If I were teaching an online course in American History, what skills would I want my learners to know by the end of the course? Most of us might automatically think of knowledge-based objectives, such as what caused the Great Depression or why the Hoover Dam was built.

However, a skill-based objective might require learners to evaluate an original source document. When was the document written? Who wrote it? Why is the document important? What biases does the source have, and can we take what they say at face value? That’s a critical thinking skill that someone interested in history has to develop if they want to make sense of original source material.

Similarly, an economics course might ask learners to interpret a data set and explain their conclusions. Linguistics students might work through a series of language samples to identify sound patterns.

If you work professionally in a field, identifying the skills your learners should gain from your course is no more difficult than identifying the ones you use most frequently in your work.

Create real-life scenarios.

Several years ago, I spent a couple semesters in culinary school taking baking and pastry classes. The class usually began with 30–50 minutes of instruction in different types of flour, or the various consistencies of heated sugar, before moving into the kitchen for 4–5 hours of baking.

Given the hands-on nature of baking classes, you wouldn’t consider them a great candidate for online learning. And yet, you can find online culinary courses on almost any subject, including an entire online culinary institute.

Cooking courses have real-life application, and it’s very easy for the learner to measure and be satisfied with their own success. This is one of the great benefits of skill-based learning. Because learners can immediately apply their knowledge to a real-life scenario, it’s more satisfying to the learner, and more likely to be remembered.

Include interactive elements.

Even skill-based learning exercises can begin to feel like dull homework assignments if learners have to accomplish them alone on their own time.
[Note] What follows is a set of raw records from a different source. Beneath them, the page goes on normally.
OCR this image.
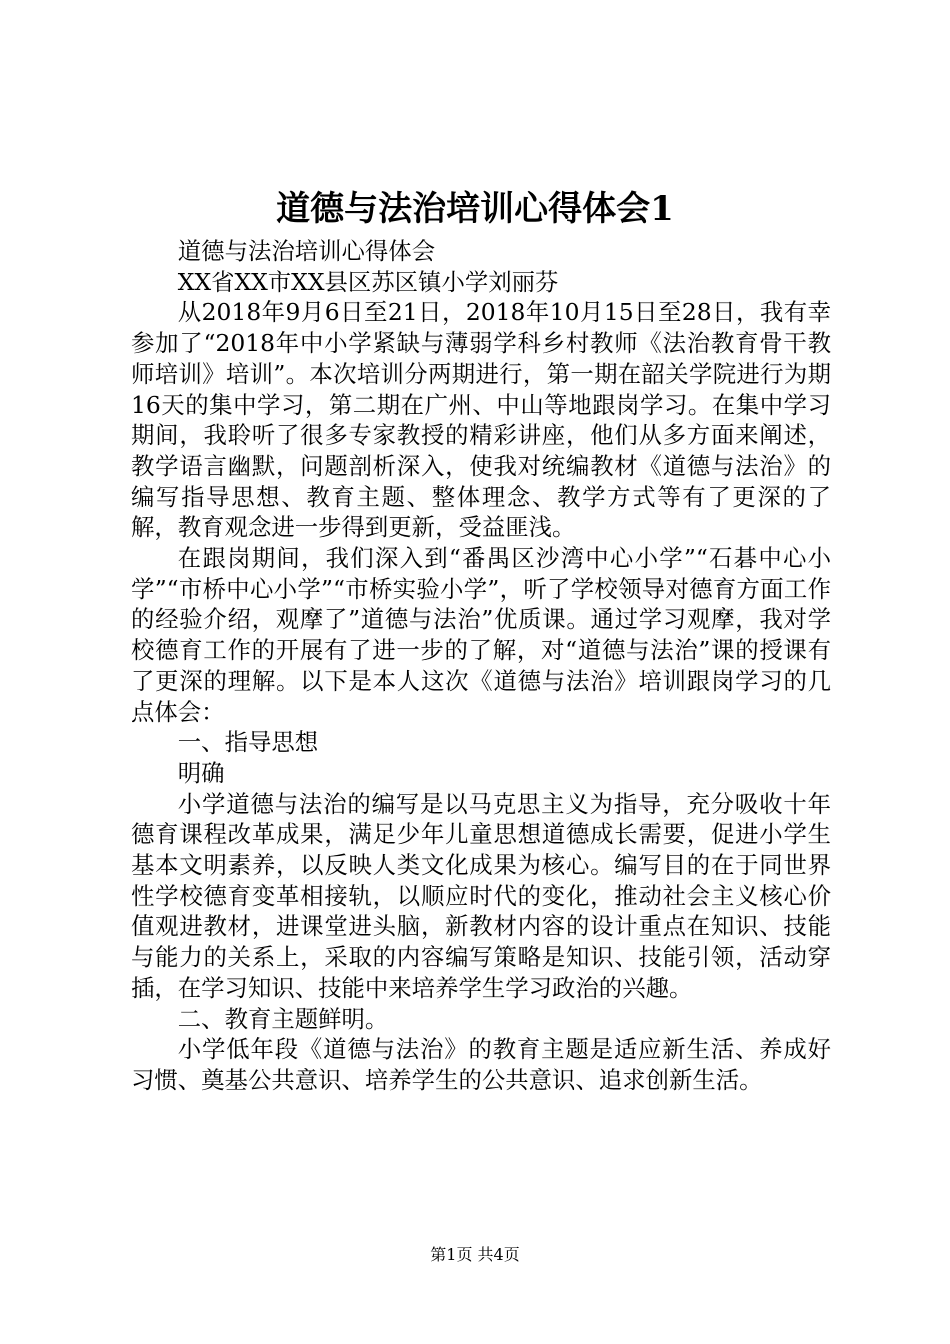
道德与法治培训心得体会1

道德与法治培训心得体会

XX省XX市XX县区苏区镇小学刘丽芬

从2018年9月6日至21日，2018年10月15日至28日，我有幸参加了“2018年中小学紧缺与薄弱学科乡村教师《法治教育骨干教师培训》培训”。本次培训分两期进行，第一期在韶关学院进行为期16天的集中学习，第二期在广州、中山等地跟岗学习。在集中学习期间，我聆听了很多专家教授的精彩讲座，他们从多方面来阐述，教学语言幽默，问题剖析深入，使我对统编教材《道德与法治》的编写指导思想、教育主题、整体理念、教学方式等有了更深的了解，教育观念进一步得到更新，受益匪浅。

在跟岗期间，我们深入到“番禺区沙湾中心小学”“石碁中心小学”“市桥中心小学”“市桥实验小学”，听了学校领导对德育方面工作的经验介绍，观摩了”道德与法治”优质课。通过学习观摩，我对学校德育工作的开展有了进一步的了解，对“道德与法治”课的授课有了更深的理解。以下是本人这次《道德与法治》培训跟岗学习的几点体会：

一、指导思想

明确

小学道德与法治的编写是以马克思主义为指导，充分吸收十年德育课程改革成果，满足少年儿童思想道德成长需要，促进小学生基本文明素养，以反映人类文化成果为核心。编写目的在于同世界性学校德育变革相接轨，以顺应时代的变化，推动社会主义核心价值观进教材，进课堂进头脑，新教材内容的设计重点在知识、技能与能力的关系上，采取的内容编写策略是知识、技能引领，活动穿插，在学习知识、技能中来培养学生学习政治的兴趣。

二、教育主题鲜明。

小学低年段《道德与法治》的教育主题是适应新生活、养成好习惯、奠基公共意识、培养学生的公共意识、追求创新生活。

第1页 共4页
But an interactive project in which learners engage with another learner, the instructor, a computer, or even real customers in a controlled scenario can provide a more memorable and instructive experience.

By way of example, take chess: if you wanted to run an online chess course, one of the best ways to do so would be through an interactive chess game where you could pose different problems on a chess board, and allow learners to practice finding solutions.

Again, there are several examples of this already online, such as Chess Academy, which even begins with a practice game against a computer to help place new learners.

Language apps are another perfect place to create an interactive experience, and also an ideal way to incorporate gamification, as we’ve blogged about before. Apps such as HelloTalk allow learners to chat with native speakers around the world, who are then able to send corrections back. Others, such as iTalki, help connect learners with online tutors for face-to-face lessons. The real-time feedback helps learners absorb language faster, and mimics the fast pace of an immersive language experience.

Is there any skill that can’t be taught online?

Some training can only happen in person or in a live environment. For instance, skills that require advanced machinery won’t have much of a market online, because learners are unlikely to have access to the right equipment. Also, the higher the stakes, the less likely online training will apply.

But in general, many skills can be taught online with a little creative lesson planning. These days, it’s possible to find courses in skills as diverse as cooking and acting. Vocal coaches offer lessons through Skype, and language programs connect learners from around the world. Paradoxically, communications courses (which traditionally have had a lot to do with in-person skills) are now one of the most popular online subjects.

The reason is simple. A course might be taught online, but the skills don’t need to be learned online. Online instructors only need to find ways to evaluate the skills that are learned in order to teach a successful course.